In crude terms, everything below and to the right of a ‘best-fit’ line drawn through the points is cheap or good value, while everything high and to the left is expensive or poor value. Regular readers will notice that most of my ‘buy’ tips have been drawn from the lower right portion of the chart and most of the ‘sell’ tips from the upper left. Where there are exceptions it’s because, although my model uses the data displayed in the chart, there are other important inputs as well. But the chart is a useful device for illustrating the model’s conclusions.

It also brings me to the next stock identified by the model as a ‘buy’ – Lloyds TSB (LLOY). The market was underwhelmed by recent full-year results from the UK’s fifth-biggest bank. From a year-high of 622p just before results were announced, Lloyds TSB shares fell sharply to about 540p, which looks like an overreaction to me.

The curious thing is that management put out a statement in December saying that results would be in line with market hopes, so it seems that investors were betting that Lloyds’s management was deliberately ‘low-balling’ its figures in order subsequently to beat them (not an uncommon practice). Either way, the consequent move in its share price seems as much a function of the state of communication between Lloyds and the City as anything else.

Certainly, Lloyds’s results were unspectacular; after restating the prior year’s numbers, underlying earnings per share were up 6%. But there were positive aspects too. Costs were kept rigidly in check: the benefits of the bank’s various efficiency initiatives were worth £142m in 2005 and are expected to be worth as much as £250m in 2008; there is evidence of stabilisation in customer bankruptcies; the bank’s pension deficit improved by a third; and there was a good performance by its investment and insurance arms. Its focus on bancassurance makes Lloyds the most exposed of its peers to investment and insurance business and, although no bank is a good investment if you think the country is heading for recession, this does give it a degree of downside protection in the form of a greater proportion of annuity-like revenue streams.

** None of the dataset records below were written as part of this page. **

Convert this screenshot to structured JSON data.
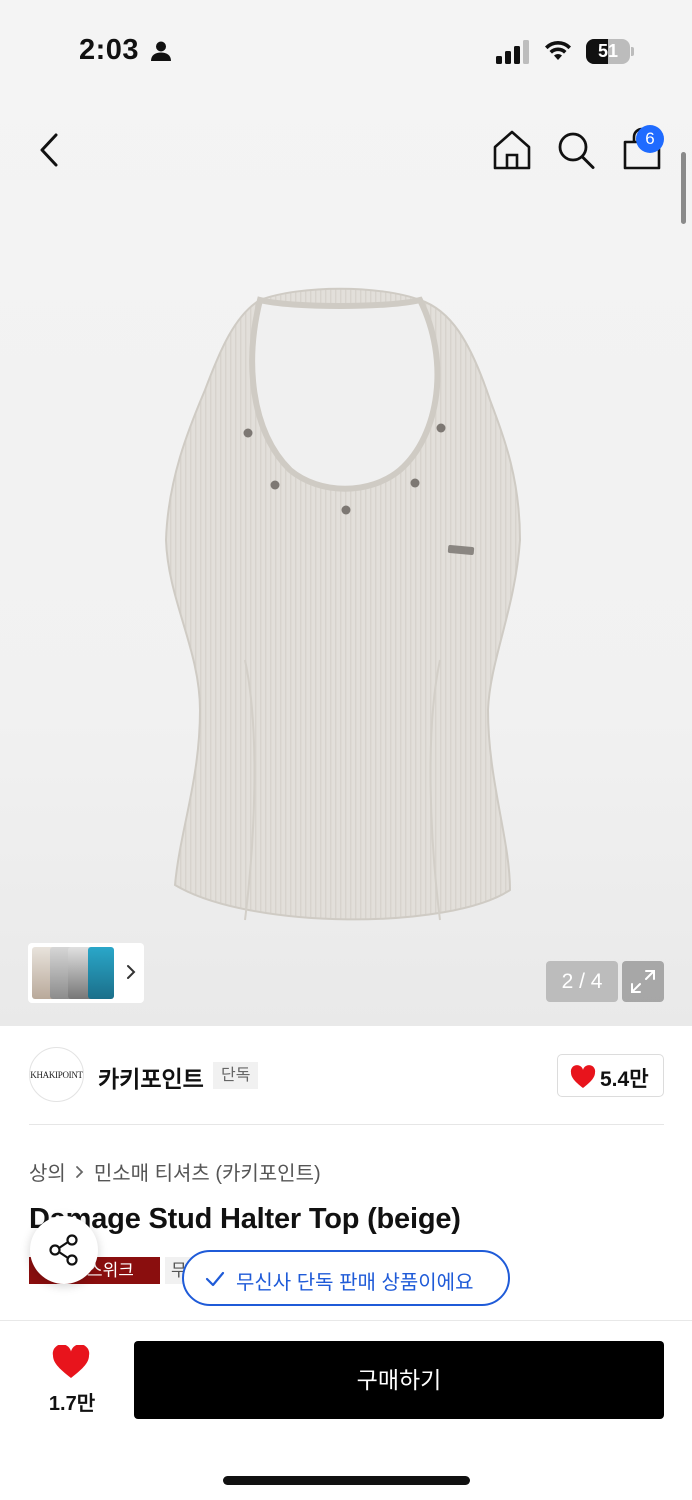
{
  "status_bar": {
    "time": "2:03",
    "battery_level": "51",
    "battery_fraction": 0.51
  },
  "header": {
    "cart_count": "6"
  },
  "gallery": {
    "pager": "2 / 4"
  },
  "brand": {
    "logo_text": "KHAKIPOINT",
    "name": "카키포인트",
    "tag": "단독",
    "likes": "5.4만"
  },
  "product": {
    "breadcrumb": [
      "상의",
      "민소매 티셔츠 (카키포인트)"
    ],
    "title": "Damage Stud Halter Top (beige)",
    "tag_red": "스위크",
    "tag_grey": "무",
    "exclusive_notice": "무신사 단독 판매 상품이에요"
  },
  "bottom_bar": {
    "wish_count": "1.7만",
    "buy_label": "구매하기"
  },
  "colors": {
    "accent_blue": "#1f6bff",
    "brand_red": "#8a0e0e",
    "heart_red": "#e8141c",
    "buy_black": "#000000"
  }
}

But perhaps most interesting was group chief executive Eric Daniels’s remark that Lloyds is capable of ‘sustained double-digit economic profit over time’. Chief executives do not make such predictions lightly. Moreover, analysts broadly concur with this view, expecting Lloyds to deliver earnings growth of about 8% in 2007 and 9.3% in 2008. That may seem unexciting, but it’s much better than the stagnation of most of the past decade.

Historically, the banking sector has been a rollercoaster, with wonderful performance in good times matched by appalling losses and write-offs during bad patches. As a result, the market tends to undervalue banks. Even so, Lloyds now looks too cheap. Applying my model to the old analysts’ numbers suggests that Lloyds is a buy at 568p and a sell at 645p. Applying it to the upgraded numbers indicates that it is a buy up to 581p and a sell at 658p, with a potential upside of up to 30% and a potential downside limited to no more than 8%.

Of course, investors should bail out quickly if they see any chance of an economic downturn. In the absence of that, however, and currently yielding over 6% – apparently safely – Lloyds looks to me like a good bet.

Finally, a word on Rio Tinto (RIO). Like all of the miners, Rio was knocked pretty heavily in the last few days due to fears that a slowdown in the Chinese economy would affect its uptake of base metals, which would inevitably feed through to base metals’ prices on Western markets.

Whatever the fears, however, it is worth noting that while equity markets shivered, there were no such anxieties in the base metals’ markets themselves, with both copper and aluminium holding up nicely. As such, there has been no evidence of any downgrades of Rio’s earnings expectations (if anything, the reverse appears to be the case) and, for that reason, Rio continues to remain a buy in the absence of any other factors.